Hypothesis-only Biases in Large Language Model-Elicited Natural Language Inference
This work highlights a problem for researchers and practitioners in NLP by showing that LLM-generated data can inherit biases, potentially affecting model training and evaluation, though it is incremental as it builds on known issues with human-crowdsourced artifacts.
The study tested whether using large language models (LLMs) to generate hypotheses for Natural Language Inference (NLI) datasets introduces annotation artifacts, similar to those found in human-crowdsourced data, and found that BERT-based classifiers achieved 86-96% accuracy on LLM-elicited datasets, indicating persistent biases.

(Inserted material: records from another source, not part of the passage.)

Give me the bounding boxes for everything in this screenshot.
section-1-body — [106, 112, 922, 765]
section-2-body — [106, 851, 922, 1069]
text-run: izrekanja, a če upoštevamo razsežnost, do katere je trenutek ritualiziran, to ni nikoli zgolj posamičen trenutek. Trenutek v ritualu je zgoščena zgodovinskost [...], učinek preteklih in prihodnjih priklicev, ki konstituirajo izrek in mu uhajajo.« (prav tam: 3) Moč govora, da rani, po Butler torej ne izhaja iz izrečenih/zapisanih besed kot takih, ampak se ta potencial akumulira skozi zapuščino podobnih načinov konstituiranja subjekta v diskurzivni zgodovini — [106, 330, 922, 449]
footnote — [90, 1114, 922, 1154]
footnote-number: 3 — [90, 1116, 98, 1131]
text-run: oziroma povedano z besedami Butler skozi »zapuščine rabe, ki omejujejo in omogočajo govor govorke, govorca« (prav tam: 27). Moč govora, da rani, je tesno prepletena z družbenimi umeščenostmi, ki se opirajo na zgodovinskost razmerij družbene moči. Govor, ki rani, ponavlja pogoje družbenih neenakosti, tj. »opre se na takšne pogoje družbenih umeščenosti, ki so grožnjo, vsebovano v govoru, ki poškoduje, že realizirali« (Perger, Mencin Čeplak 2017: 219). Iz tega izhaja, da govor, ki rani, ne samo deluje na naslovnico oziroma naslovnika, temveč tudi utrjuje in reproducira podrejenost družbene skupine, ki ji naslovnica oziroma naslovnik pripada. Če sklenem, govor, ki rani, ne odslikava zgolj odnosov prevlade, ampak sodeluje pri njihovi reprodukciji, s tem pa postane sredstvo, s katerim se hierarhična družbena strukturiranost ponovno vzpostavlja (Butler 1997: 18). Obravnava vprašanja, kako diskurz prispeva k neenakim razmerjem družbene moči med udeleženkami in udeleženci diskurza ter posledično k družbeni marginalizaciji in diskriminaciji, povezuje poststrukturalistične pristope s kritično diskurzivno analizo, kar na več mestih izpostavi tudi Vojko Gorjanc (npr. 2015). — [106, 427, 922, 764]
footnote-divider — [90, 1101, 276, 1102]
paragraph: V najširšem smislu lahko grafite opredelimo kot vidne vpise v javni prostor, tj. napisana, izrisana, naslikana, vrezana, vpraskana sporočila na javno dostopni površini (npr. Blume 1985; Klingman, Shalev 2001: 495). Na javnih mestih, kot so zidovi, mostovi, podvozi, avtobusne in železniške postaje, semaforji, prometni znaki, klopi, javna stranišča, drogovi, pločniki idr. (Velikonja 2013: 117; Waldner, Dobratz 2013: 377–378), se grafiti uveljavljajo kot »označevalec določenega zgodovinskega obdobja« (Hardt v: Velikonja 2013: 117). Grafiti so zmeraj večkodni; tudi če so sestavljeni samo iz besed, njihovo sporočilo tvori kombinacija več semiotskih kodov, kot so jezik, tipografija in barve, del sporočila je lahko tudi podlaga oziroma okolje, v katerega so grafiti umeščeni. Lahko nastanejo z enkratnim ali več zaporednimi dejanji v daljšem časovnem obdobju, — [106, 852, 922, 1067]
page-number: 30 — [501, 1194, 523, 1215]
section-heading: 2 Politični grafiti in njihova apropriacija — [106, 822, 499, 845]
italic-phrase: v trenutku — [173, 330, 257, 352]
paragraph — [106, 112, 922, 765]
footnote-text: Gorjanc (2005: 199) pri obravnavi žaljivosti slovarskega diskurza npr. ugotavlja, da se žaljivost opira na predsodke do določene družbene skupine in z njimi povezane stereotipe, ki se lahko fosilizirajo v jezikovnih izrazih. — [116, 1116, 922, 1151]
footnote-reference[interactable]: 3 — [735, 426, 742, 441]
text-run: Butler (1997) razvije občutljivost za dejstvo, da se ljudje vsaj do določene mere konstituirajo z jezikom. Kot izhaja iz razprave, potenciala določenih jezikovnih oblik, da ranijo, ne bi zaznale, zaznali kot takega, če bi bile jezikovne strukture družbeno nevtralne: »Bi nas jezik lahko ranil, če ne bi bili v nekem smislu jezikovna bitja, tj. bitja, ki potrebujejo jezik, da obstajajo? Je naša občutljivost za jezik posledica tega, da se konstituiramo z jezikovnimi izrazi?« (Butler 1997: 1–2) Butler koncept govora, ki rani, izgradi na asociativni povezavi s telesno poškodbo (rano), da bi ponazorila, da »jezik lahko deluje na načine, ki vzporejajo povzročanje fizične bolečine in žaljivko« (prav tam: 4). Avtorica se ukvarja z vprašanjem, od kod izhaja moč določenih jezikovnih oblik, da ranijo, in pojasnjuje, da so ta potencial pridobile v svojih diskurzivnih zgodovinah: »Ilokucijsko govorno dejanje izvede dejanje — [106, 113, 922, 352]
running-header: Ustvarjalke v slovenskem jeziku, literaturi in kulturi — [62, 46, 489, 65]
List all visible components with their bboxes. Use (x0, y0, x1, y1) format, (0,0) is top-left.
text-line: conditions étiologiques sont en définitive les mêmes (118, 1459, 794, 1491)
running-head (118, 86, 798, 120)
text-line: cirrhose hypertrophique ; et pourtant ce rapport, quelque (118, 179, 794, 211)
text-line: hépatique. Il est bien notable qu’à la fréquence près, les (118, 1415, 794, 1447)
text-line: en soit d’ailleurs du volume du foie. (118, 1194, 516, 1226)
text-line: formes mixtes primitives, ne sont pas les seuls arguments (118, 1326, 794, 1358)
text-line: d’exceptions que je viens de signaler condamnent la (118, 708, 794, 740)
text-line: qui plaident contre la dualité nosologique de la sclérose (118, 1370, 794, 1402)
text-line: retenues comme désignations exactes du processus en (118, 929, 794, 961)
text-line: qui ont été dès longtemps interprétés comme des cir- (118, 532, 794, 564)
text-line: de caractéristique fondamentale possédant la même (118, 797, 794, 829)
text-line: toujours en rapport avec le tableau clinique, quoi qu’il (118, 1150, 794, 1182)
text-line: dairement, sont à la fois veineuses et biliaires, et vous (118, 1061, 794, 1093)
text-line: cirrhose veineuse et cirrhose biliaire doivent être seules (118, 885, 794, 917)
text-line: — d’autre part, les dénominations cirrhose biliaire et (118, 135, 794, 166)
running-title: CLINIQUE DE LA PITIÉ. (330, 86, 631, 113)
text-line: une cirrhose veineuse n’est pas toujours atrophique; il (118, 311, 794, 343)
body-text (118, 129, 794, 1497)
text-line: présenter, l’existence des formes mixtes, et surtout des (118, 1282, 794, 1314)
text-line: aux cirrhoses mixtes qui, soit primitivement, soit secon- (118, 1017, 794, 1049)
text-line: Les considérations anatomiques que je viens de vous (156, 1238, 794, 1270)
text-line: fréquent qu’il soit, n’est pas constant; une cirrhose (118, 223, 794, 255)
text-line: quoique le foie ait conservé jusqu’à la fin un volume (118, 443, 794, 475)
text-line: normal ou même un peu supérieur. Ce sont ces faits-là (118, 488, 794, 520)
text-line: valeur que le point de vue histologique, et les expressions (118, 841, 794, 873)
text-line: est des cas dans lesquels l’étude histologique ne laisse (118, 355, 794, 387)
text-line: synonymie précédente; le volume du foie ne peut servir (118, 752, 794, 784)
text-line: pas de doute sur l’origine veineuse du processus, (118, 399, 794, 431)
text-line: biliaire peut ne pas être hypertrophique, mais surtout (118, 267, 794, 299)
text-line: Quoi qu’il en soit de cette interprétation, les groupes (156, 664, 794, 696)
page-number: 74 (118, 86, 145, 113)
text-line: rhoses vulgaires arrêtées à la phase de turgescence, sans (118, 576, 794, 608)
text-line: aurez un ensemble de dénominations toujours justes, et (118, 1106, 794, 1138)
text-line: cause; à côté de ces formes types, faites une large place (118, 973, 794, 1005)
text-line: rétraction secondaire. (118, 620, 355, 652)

We test whether replacing crowdsource workers with LLMs to write Natural Language Inference (NLI) hypotheses similarly results in annotation artifacts. We recreate a portion of the Stanford NLI corpus using GPT-4, Llama-2 and Mistral 7b, and train hypothesis-only classifiers to determine whether LLM-elicited hypotheses contain annotation artifacts. On our LLM-elicited NLI datasets, BERT-based hypothesis-only classifiers achieve between 86-96% accuracy, indicating these datasets contain hypothesis-only artifacts. We also find frequent "give-aways" in LLM-generated hypotheses, e.g. the phrase "swimming in a pool" appears in more than 10,000 contradictions generated by GPT-4. Our analysis provides empirical evidence that well-attested biases in NLI can persist in LLM-generated data.